Como avalia o problema da diabetes em Portugal?

Em Portugal estima-se que 10 a 15% da população adulta tenha diabetes e que acima dos 65 anos mais de um quarto da população seja diabética. Para além disso, 25% dos portugueses têm pré-diabetes. São números impressionantes! Não nos podemos esquecer do impacto desta patologia, nomeadamente no aparelho cardiovascular com duas a quatro vezes maior risco de enfarte agudo do miocárdio e de se sofrer um acidente vascular cerebral e maior propensão para sofrer de insuficiência cardíaca. Afeta igualmente outros órgãos como o rim, sendo mesmo a primeira causa de insuficiência renal terminal no nosso país. É também a primeira causa de cegueira e de amputação não traumática. Simultaneamente, cerca de um terço das pessoas com diabetes não está diagnosticada, por conseguinte não estão sob controlo. É preciso, por isso, apostar na formação contínua, pós-graduada.

 

E a prevenção? O que falta fazer?

Há muito a fazer na área da prevenção, mas fala-se pouco da importância da vacinação. A pandemia acabou por alertar para a necessidade de se vacinar estes doentes para se evitar doença grave: covid-19, gripe, pneumonia, herpes zooster. Este tema está cada vez mais a ser falado nos eventos, porque é preciso apostar mais neste ponto. Na diabetes, e também na obesidade, não podemos focar-nos em tudo o que é negativo. Há muito a ser feito, muitos desafios! É preciso investir na individualização de cuidados, porque tratar de um idoso  com 80 anos, com comorbilidades, e a viver sozinho é diferente de um doente mais jovem, sem comorbilidades e que não está isolado. Os objetivos têm de ser obrigatoriamente individualizados, para que também possamos ser rigorosos no seu cumprimento.

“Atualmente, sabemos que se diagnosticarmos a doença numa fase precoce num obeso, e se conseguirmos perder peso, a diabetes poderá entrar em remissão”

Associada à diabetes costuma estar outro grave problema de saúde: obesidade…

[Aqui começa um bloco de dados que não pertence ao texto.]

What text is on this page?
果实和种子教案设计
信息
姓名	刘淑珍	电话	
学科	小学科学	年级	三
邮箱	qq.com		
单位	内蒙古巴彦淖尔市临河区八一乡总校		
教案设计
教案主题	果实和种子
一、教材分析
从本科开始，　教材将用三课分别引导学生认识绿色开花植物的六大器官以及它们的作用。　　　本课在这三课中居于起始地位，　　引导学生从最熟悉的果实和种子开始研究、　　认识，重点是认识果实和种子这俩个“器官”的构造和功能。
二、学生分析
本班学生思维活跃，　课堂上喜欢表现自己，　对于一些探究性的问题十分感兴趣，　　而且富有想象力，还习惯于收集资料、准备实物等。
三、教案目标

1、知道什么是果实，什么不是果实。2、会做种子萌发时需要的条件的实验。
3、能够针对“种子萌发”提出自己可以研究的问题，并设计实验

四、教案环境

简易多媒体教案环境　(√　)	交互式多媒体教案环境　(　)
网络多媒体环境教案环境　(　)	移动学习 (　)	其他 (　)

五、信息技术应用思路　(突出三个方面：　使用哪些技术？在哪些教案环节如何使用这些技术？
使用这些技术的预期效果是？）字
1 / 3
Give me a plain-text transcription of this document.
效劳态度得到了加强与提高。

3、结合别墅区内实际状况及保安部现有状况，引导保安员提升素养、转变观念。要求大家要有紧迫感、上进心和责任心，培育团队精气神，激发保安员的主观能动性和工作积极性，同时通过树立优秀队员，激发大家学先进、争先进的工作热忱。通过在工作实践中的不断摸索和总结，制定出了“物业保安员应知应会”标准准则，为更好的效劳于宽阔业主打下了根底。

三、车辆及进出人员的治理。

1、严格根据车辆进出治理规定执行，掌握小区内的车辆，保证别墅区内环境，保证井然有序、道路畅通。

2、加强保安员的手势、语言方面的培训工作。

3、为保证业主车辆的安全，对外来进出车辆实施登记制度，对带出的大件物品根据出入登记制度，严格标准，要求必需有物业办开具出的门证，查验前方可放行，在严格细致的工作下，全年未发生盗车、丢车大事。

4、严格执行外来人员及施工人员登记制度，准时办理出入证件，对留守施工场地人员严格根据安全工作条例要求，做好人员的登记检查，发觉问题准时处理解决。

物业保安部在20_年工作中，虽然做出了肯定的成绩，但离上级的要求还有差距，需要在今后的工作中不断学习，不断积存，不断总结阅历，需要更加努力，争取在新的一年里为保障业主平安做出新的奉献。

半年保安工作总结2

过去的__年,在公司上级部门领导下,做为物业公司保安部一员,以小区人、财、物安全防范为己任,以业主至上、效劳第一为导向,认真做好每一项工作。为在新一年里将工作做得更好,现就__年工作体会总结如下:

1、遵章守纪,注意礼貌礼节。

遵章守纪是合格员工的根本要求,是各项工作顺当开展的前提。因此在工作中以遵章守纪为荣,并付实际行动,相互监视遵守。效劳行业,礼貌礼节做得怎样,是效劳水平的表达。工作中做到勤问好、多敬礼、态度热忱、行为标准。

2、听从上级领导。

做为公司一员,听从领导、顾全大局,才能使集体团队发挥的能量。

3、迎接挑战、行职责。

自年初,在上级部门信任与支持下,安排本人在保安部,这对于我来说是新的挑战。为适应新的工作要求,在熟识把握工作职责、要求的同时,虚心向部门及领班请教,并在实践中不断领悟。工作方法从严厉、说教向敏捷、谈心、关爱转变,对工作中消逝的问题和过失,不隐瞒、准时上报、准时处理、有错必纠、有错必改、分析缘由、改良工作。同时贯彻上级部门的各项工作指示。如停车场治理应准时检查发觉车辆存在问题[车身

Mais de 90% das pessoas com diabetes têm excesso de peso ou obesidade. A obesidade é um fator de agravamento do prognóstico das pessoas com diabetes e um dos que está na génese da diabetes. É fundamental reduzir o peso, para que se consiga controlar melhor os níveis de glicemia. Atualmente, sabemos que se diagnosticarmos a doença numa fase precoce num obeso, e se conseguirmos perder peso, a diabetes poderá entrar em remissão.

 

Relativamente às novas guidelines e terapêuticas, o que gostaria de destacar?

Há 30 anos, controlar a diabetes era sinónimo de controlo da glicemia; há 15 anos passou a falar-se da importância de se tratarem também os fatores de risco cardiovascular associados (HTA, dislipidemia, obesidade). Desde há sete anos surgiram, entretanto, fármacos que não se limitam a controlar a diabetes e os fatores de risco associados. São medicamentos que, só por si, são modificadores do prognóstico. As sociedades científicas, face a esta evolução, obviamente começaram a atualizar as suas recomendações terapêuticas. No final do ano passado, as sociedades americana  e europeia juntaram-se para rever as orientações e, já este ano, foram apresentadas as novas guidelines luso-brasileiras para tratamento de adultos com diabetes tipo 2 a fim de se promoverem novos comportamentos.

“Temos que ter mais tempo para  ver os doentes e equipas multidisciplinares”

Os fármacos são importantes, assim como a mudança de comportamentos de risco. Mas, olhando para a prática clínica, o que deve ainda melhorar para que haja a tal individualização de cuidados?

Temos que ter mais tempo para  ver os doentes e equipas multidisciplinares. Além de diferentes especialidades médicas, é essencial contar com o contributo de outros profissionais, tais como enfermeiros e nutricionistas. E, obviamente, acesso às terapêuticas mais inovadoras.